Around mile 18, the section along the Mississippi River I saw a 40′s master runner I know from California moving slowly along the side of the road holding his hamstring. I yelled out, “Hector!, come on man!” and he said something about it locking up. Hector placed second OA at the Big Bear Marathon in September and I know he’s one tough runner and it was a bummer to see him apparently out of the race.
16 6′ 21 154
17 6′ 17 153
18 6′ 26 151
19 6′ 23 152
20 6′ 25 153
The drift on the times and on my HR continued. I ran with an elite woman for a while and she joked that she was glad she had done a long run in the rain but it wasn’t nearly as cold as this. I said something to the effect of just wanting to get to the finish line as quickly as possible and she agreed. I kept repeating the quote from Roger Bannister’s coach to myself, “It’s only pain” and that helped to put things in perspective. I could tough this out and finish if I put my mind to it. I wasn’t going to kill myself in the process or do any permanent damage it was just uncomfortable as heck and then it would be over.

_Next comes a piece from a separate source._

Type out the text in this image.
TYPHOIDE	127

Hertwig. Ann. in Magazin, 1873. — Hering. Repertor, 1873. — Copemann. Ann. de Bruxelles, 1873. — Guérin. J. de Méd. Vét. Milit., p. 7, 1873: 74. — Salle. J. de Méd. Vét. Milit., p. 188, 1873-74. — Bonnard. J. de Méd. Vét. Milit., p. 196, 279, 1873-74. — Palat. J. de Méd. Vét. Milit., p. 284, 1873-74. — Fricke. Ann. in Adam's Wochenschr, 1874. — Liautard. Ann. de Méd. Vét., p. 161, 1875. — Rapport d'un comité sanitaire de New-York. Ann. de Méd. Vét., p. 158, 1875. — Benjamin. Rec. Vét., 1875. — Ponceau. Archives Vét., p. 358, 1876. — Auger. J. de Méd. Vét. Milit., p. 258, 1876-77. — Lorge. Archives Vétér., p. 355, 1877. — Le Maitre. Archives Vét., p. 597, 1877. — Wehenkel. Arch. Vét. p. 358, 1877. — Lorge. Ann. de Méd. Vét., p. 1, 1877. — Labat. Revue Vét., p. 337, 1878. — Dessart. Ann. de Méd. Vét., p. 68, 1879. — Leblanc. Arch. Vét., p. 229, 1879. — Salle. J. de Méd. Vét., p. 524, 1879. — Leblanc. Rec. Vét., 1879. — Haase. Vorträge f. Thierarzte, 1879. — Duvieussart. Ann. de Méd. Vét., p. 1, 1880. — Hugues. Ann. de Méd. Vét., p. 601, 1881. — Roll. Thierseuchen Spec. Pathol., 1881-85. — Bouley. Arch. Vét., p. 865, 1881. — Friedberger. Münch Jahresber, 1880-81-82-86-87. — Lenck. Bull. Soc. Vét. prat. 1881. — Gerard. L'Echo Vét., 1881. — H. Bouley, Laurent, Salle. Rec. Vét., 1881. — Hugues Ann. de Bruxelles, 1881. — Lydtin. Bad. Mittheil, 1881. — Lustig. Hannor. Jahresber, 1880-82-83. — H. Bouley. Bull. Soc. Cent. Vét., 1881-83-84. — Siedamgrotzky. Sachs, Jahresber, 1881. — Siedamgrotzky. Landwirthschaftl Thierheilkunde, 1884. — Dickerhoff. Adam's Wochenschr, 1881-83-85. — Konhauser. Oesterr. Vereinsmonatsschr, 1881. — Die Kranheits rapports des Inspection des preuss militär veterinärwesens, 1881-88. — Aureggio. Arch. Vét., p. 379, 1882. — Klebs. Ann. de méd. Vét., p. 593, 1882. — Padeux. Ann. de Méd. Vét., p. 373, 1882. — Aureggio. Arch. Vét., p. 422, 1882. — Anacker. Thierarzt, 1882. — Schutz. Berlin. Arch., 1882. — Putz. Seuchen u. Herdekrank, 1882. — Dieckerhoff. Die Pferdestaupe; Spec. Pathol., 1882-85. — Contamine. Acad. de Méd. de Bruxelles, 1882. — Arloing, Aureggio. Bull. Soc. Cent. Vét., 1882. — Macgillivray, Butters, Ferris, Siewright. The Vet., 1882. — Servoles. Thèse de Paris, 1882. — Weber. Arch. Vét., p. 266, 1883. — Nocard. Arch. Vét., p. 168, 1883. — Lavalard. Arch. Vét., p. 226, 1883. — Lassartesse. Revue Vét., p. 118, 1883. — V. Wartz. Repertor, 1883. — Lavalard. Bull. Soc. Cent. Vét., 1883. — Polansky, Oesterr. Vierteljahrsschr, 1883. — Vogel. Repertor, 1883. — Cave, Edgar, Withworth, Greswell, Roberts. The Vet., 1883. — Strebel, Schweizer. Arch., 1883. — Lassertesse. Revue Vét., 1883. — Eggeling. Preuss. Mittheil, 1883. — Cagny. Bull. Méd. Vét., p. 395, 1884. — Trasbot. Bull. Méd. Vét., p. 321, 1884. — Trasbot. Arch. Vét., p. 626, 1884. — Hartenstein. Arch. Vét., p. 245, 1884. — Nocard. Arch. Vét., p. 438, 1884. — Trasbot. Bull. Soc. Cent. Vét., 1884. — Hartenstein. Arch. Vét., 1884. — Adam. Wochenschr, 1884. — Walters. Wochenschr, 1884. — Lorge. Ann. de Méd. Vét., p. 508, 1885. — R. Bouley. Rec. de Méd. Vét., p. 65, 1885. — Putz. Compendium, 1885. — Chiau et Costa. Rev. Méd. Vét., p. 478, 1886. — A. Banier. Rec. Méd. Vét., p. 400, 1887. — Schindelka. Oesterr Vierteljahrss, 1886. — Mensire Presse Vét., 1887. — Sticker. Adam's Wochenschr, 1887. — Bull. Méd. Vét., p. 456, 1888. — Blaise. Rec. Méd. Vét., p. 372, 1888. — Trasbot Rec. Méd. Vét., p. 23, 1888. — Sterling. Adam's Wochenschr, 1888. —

At the same time I was being extra careful to spot cracks in the road or anywhere else that required foot flexibility since I couldn’t feel the road.
Psychologically it felt great to head over the bridge at 19 and the rain had let up. At 20 we were treated to a short hill and it actually felt good to grind up it and generate a little heat.
21 6′ 30 153
22 6′ 50 154
23 6′ 45 155
24 6′ 33 156
25 6′ 42 156
Summit was a long straight stretch and included the most significant uphill grade of the course. I just tried to keep the turnover as high as I could muster and not lose much more time. I could see sub 2:45 slipping away but told myself not to give up and stay focused. I still had a chance to win this thing and the best strategy was just to keep pouring it on .. don’t let up.
Finally saw the Target Tunnel at less than a mile to go and attempted to pick up the pace. I must have got a shot of adrenaline after seeing the cathedral and in the last .4 miles I recorded a 6:11 and my HR finally got above 160 again. My vision started to blur and I could barely see the clock on the final stretch but I crossed the line and slowed to a walk and the world started slowing down again.
26 6′ 47 156
end 6′ 11 167
chip time: 2:46:43 (5 second PR)
overall: 92 out of 7969
division: 1 out of 472
20 mile: 2:04:58
Ran into the twins while being escorted to the elite tent and was floored and overjoyed with their amazing PR’s given the course conditions. Their efforts were super human and inspiring beyond comprehension. As they excused themselves to get to the med tent I ducked into the heated elite tent and drank a few cups of hot broth to bring up the core temps. I ran into the guy from New York and he said he dropped out at mile 11 from uncontrollable shivering. He had experienced something similar in below freezing conditions once and knew he couldn’t pull himself out of it.
My DW found me in the tent and I got a quick message and talked with some of the other runners. Everyone I talked to said they were affected by the cold wind and rain and dropped time out there. Hector was able to finish in 2:53 on a bad hamstring which proves that he’s one tough runner.
Got a ride back to the hospitality suite for pizza and beer. Then borrowed Hectors room to take an ice bath. A quick taxi ride over to the FE gathering spot and had the great pleasure of meeting all the formites, family and friends who made it out to run or spectate on an epic day.